Since most of our helpdesk customers are sysadmins we are starting a new series of posts in our blog - targeted specifically at server administratorss. Resolving common server issues, handy tools reviews etc.
Yesterday, after routinely installing updates on one of our database servers (Windows Server 2016 running SQL Server), we faced an extremely high disk usage by the Windows Update service and its lieutenants - "TiWorker.exe" and the like. The high load didn't stop after 1 hour, 2 hours, 5 hours... 12 hours... 24 hours... So here are the steps we took to resolve it.
If your cloud server is sluggish, but the CPU and memory load look normal, you're probably facing a disk bottleneck. Cloud disks are slow. In AWS for example, once a disk drains all its "burst credits" it becomes really slow.
How do you tell which process is eating all the I/O? A simple way is to go to Task Manager - Details - Right-click the column headerts - Select Columns - Add "I/O read bytes" and "I/O write bytes".
If you see the "svchost" process among the top I/O consumers - it means the load is caused by some system service running behind this process. To discover the actual service hiding behind it click "Go to services"
The "services" tab will highlight the services using that PID:
This is how we discovered it was Windows Update that bashed our disks. You can further use Procmon from Sysinternals to discover which files are being accessed (filtering the output by svchost's PID) but if it's been going on for hours I bet it's probably reading/writing to the "SoftwareDistribution" folder.
Even after we temporarily upgraded our Amazon EBS disk drive to a super-fast PIO disk (thanks to Amazon's new feature that allows modifying drives on-the-fly!) the load still continued. It just started taking more CPU now, that has previously been "throttled" naturally.

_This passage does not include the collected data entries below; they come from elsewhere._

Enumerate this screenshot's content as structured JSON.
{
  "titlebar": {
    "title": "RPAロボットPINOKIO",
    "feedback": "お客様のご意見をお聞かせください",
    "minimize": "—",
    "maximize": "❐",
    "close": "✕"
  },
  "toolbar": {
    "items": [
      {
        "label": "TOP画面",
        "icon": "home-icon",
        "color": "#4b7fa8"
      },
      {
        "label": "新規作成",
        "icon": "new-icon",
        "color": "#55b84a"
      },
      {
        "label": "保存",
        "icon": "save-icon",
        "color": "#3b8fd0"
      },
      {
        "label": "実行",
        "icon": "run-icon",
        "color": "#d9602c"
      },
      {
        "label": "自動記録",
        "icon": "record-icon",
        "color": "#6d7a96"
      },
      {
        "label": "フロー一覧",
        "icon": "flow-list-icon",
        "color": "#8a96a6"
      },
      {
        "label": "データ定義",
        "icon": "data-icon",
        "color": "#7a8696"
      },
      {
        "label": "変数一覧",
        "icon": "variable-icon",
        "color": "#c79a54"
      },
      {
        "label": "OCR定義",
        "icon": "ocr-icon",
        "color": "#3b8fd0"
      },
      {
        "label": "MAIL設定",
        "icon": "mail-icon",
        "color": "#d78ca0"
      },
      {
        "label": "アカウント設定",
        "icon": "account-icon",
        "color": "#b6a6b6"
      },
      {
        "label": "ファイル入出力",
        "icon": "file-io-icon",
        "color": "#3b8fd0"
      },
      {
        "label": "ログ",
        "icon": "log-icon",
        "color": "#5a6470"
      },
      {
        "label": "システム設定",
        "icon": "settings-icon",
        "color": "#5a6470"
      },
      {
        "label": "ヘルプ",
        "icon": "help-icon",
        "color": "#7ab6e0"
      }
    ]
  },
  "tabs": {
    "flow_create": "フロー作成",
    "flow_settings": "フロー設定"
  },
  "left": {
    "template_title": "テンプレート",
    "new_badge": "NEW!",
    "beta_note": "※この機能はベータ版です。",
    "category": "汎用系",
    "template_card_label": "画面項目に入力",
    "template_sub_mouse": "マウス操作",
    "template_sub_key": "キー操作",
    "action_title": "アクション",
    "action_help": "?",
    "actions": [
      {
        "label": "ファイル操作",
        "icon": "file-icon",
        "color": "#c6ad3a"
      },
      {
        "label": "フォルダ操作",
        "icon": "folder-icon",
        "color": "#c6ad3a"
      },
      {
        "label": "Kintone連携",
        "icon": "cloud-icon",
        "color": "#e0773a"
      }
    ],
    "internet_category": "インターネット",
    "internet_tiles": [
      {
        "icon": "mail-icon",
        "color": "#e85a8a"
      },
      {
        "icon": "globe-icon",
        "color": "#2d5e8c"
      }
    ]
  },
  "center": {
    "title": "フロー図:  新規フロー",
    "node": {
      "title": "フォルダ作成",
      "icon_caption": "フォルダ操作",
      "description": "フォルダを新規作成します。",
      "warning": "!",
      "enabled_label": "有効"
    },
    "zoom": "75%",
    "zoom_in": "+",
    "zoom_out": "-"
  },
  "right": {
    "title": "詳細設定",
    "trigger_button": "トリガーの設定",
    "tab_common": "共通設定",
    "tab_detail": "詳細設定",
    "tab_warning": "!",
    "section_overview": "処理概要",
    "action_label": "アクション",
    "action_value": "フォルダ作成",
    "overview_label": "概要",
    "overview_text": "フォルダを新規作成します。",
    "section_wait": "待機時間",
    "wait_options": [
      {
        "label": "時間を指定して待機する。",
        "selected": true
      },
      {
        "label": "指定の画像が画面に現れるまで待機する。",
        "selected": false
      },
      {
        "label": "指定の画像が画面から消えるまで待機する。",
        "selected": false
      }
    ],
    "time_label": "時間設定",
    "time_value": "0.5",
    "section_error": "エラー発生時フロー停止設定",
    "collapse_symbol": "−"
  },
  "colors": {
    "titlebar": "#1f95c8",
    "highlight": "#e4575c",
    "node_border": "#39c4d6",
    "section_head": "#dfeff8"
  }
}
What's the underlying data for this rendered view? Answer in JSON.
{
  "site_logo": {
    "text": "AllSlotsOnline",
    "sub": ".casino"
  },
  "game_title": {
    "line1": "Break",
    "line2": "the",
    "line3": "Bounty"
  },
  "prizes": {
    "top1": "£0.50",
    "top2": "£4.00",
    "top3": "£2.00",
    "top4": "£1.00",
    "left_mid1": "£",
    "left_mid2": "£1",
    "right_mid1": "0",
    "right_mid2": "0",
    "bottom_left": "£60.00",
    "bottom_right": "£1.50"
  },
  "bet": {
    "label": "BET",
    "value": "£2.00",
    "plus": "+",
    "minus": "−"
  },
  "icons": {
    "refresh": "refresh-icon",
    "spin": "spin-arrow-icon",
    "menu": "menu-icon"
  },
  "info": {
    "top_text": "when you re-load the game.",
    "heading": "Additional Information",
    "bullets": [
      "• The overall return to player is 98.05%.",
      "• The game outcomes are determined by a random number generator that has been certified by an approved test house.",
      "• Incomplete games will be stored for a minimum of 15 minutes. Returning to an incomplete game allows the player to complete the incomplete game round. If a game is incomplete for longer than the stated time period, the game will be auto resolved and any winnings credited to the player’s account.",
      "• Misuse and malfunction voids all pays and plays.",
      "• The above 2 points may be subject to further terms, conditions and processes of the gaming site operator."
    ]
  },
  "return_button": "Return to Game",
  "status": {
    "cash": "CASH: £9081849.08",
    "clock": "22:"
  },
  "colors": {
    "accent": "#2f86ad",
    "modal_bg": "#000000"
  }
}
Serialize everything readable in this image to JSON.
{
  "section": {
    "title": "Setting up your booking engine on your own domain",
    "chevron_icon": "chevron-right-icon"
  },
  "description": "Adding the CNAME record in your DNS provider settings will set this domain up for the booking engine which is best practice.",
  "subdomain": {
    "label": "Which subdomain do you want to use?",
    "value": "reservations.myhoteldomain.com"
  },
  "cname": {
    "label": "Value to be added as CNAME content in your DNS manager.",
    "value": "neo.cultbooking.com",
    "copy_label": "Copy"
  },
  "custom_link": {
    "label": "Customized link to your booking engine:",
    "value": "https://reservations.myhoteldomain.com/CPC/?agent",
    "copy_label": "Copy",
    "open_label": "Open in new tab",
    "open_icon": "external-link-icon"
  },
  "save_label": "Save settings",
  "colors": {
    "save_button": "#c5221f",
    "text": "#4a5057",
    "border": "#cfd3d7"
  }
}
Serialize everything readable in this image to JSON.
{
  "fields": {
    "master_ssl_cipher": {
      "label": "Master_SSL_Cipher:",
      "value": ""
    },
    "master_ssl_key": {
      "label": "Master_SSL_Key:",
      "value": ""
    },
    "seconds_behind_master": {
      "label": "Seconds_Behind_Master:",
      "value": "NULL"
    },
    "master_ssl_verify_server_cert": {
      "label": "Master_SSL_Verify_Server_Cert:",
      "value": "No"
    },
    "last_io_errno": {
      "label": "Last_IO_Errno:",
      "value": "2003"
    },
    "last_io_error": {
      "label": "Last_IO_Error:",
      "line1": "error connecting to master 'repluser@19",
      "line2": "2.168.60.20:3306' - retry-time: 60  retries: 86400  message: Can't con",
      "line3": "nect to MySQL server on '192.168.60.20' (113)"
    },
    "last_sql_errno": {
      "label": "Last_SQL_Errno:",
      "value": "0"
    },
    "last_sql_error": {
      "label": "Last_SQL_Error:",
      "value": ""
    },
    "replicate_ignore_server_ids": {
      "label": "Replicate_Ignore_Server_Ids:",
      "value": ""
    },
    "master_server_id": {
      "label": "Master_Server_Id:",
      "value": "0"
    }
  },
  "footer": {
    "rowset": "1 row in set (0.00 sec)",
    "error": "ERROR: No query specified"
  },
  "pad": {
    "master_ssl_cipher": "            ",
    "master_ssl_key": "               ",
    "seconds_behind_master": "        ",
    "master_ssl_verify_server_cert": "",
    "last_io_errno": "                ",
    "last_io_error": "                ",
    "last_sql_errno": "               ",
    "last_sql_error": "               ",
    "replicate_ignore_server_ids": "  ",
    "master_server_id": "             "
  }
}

The problem is probably caused by some corrupted downloaded files in the "SoftwareDistribution" folder, which is where Windows Update puts all the downloaded stuff.
First, stop the Windows Update service (can take a while):
Then rename the C:\Windows\SoftwareDistribution\
folder to SoftwareDistribution.old
(don't worry the folder will be recreated after you restart the service.
Restart the service and enjoy the disk load falling back to normal:
Wait for your next outage window and re-check the updates. After that you can delete the ".old" directory.